We are, without a doubt, in the era of the ‘subscription model’. You can subscribe to anything from magazines and food delivery through to pimple cream and condoms. But, just because it’s the model du jour, is it right for your business?
One of the biggest hurdles to jump over when moving from a one-off-payment style business model to a subscription model is understanding the impact of the different payment methods.
What’s the best payment structure?
A subscription model typically has two different methods; in advance or in arrears. These are then further expanded by payment period.
Common periods are monthly and yearly, but there is really no limit. For example, utilities often operate on a quarterly period. At MailGuard we provide our services on a 12 months in advance basis. This ensures coverage for the cost to sell and serve.
Per-month subscriptions, or recurring billing, will prolong your return-on-investment (ROI) because payments are much smaller and often paid in arrears. To overcome this, you need solid forecasting and plan for per-month payments.
If your clients choose to pay 12 months in advance obviously your revenue will spike for that month, but you won’t see the predictable revenue stream which is a staple of running a recurring billing service. This means managing your cash flow can be a tricky experience.
Managing cash flow
In a subscription-based model, managing your cash flow becomes a dynamic proces that requires early planning and solid forecasting.
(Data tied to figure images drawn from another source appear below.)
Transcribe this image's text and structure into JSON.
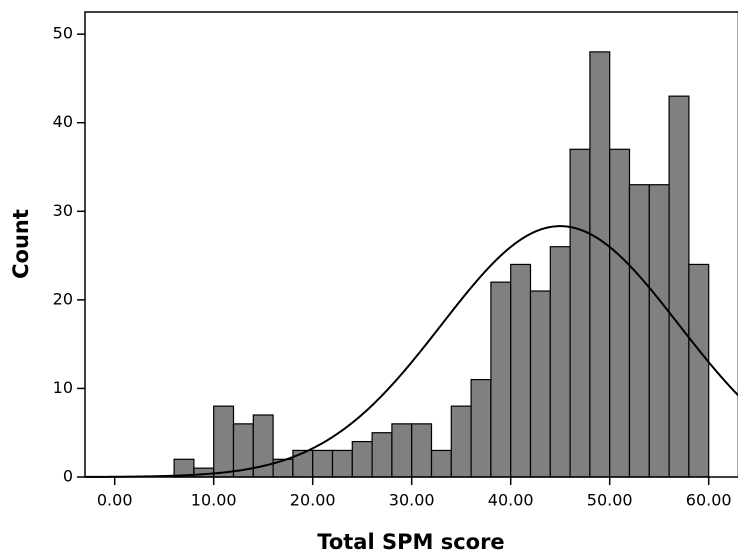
{
  "chart_data": {
    "type": "histogram",
    "x_label": "Total SPM score",
    "y_label": "Count",
    "bins": [
      6,
      8,
      10,
      12,
      14,
      16,
      18,
      20,
      22,
      24,
      26,
      28,
      30,
      32,
      34,
      36,
      38,
      40,
      42,
      44,
      46,
      48,
      50,
      52,
      54,
      56,
      58,
      60
    ],
    "values": [
      2,
      1,
      8,
      6,
      7,
      2,
      3,
      3,
      3,
      4,
      5,
      6,
      6,
      3,
      8,
      11,
      22,
      24,
      21,
      26,
      37,
      48,
      37,
      33,
      33,
      43,
      24
    ],
    "color": "#808080",
    "normal_curve": {
      "mean": 45,
      "std": 12
    },
    "xlim": [
      -3,
      63
    ],
    "ylim": [
      0,
      52.5
    ],
    "xticks": [
      {
        "value": 0,
        "label": "0.00"
      },
      {
        "value": 10,
        "label": "10.00"
      },
      {
        "value": 20,
        "label": "20.00"
      },
      {
        "value": 30,
        "label": "30.00"
      },
      {
        "value": 40,
        "label": "40.00"
      },
      {
        "value": 50,
        "label": "50.00"
      },
      {
        "value": 60,
        "label": "60.00"
      }
    ],
    "yticks": [
      0,
      10,
      20,
      30,
      40,
      50
    ],
    "grid": false
  }
}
If you’re starting a business from scratch and wanting to open with a subscription model, you need to consider cashflow and capital expenses to ensure that your profit margin gives your business a chance to grow.
Remember, it takes a lot more clients to see the same early return than it typically would in a one-off payment revenue stream.
In short, you need to expect growing pains.
Conversely, existing companies will be able to use their existing projected sales and growth rates. It’s just a matter of adapting these to suit the fact that each client’s return-on-investment will be smaller in the short-term. Although, be aware that ultimately growth and sales will remain similar.
And, while we’re touching on sales, it is important to note that base salaries, commissions and targets for your sales team require heavy consideration to suit your new business model.
You may find that because payments are coming in much smaller increments, your sales team can’t immediately meet the same targets as they could in a one-off payment model.
At MailGuard we calculate our monthly sales targets based on the first invoice of each subscription. If a contract is for $50 per month, but is being paid 12 months in advance, then the amount calculated towards that month’s target is $600. Likewise, if the contract is a recurring, monthly fee, then it would only contribute $50 towards the target.
Managing these targets can be difficult at first but, once you find the sweet spot it’s not a big issue.
So, is it right for you?
I want to clarify a few things before I start; any business in any industry can operate with a recurring billing service.
According to technology research company Gartner, more than 40 per cent of media and digital-products companies will operate in a subscription model by 2015. Clearly, more and more businesses are seeing the benefits of a subscription revenue stream.
Everything from cleaning and lawn mowing businesses, to newspapers and magazines to infrastructure and software companies – they can all comfortably operate in this model.
I will add that cloud-based businesses, like MailGuard, typically operate in a subscription model because there is no ‘hard copy’. That is, there’s nothing physical to buy, store and reuse so, it makes sense to offer a subscription fee for the service.
But, is it right for you?
Well, as I just mentioned, a subscription model could work for any business; but there are some who will have a leg-up.
Here’s three simple questions to answer before deciding to move in this direction.
1. Are you offering a service?
If you’re planning to start a business which offers a service rather than a ‘box’ (including cloud services) then obviously it makes sense to charge a recurring subscription fee. Likewise, if you already offer a service then it could be financially more beneficial to operate in this model.
2. Are your customers loyal?
This obviously only applies to existing businesses. Most business owners will tell you their customers are loyal, but as we have discussed before, this is often exaggerated. In saying that, if your business does have loyal customers then the transition will be a lot easier.
3. How strong is your forecasting?
A subscription model can bring financial stability but, it also requires a great finance team to accurately forecast and plan for the always changing dynamic between the varying payment methods.
The most important thing to remember when deciding if this model is right for you is, that there will be some growing pains that you will need to endure before reaping the benefits.
This can be especially true for existing companies, even ones with loyal customers, because clients are comfortable and can be opposed to change.
However, once you have entered into ‘The Subscription Economy’, you will find the benefits far outweigh the initial challenges.
Mitch Ogden formerly worked at MailGuard – the world’s leading independent cloud security provider. He helped to build and manage MailGuard’s brand by delivering content in the online space. He is an experienced writer, researcher and editor.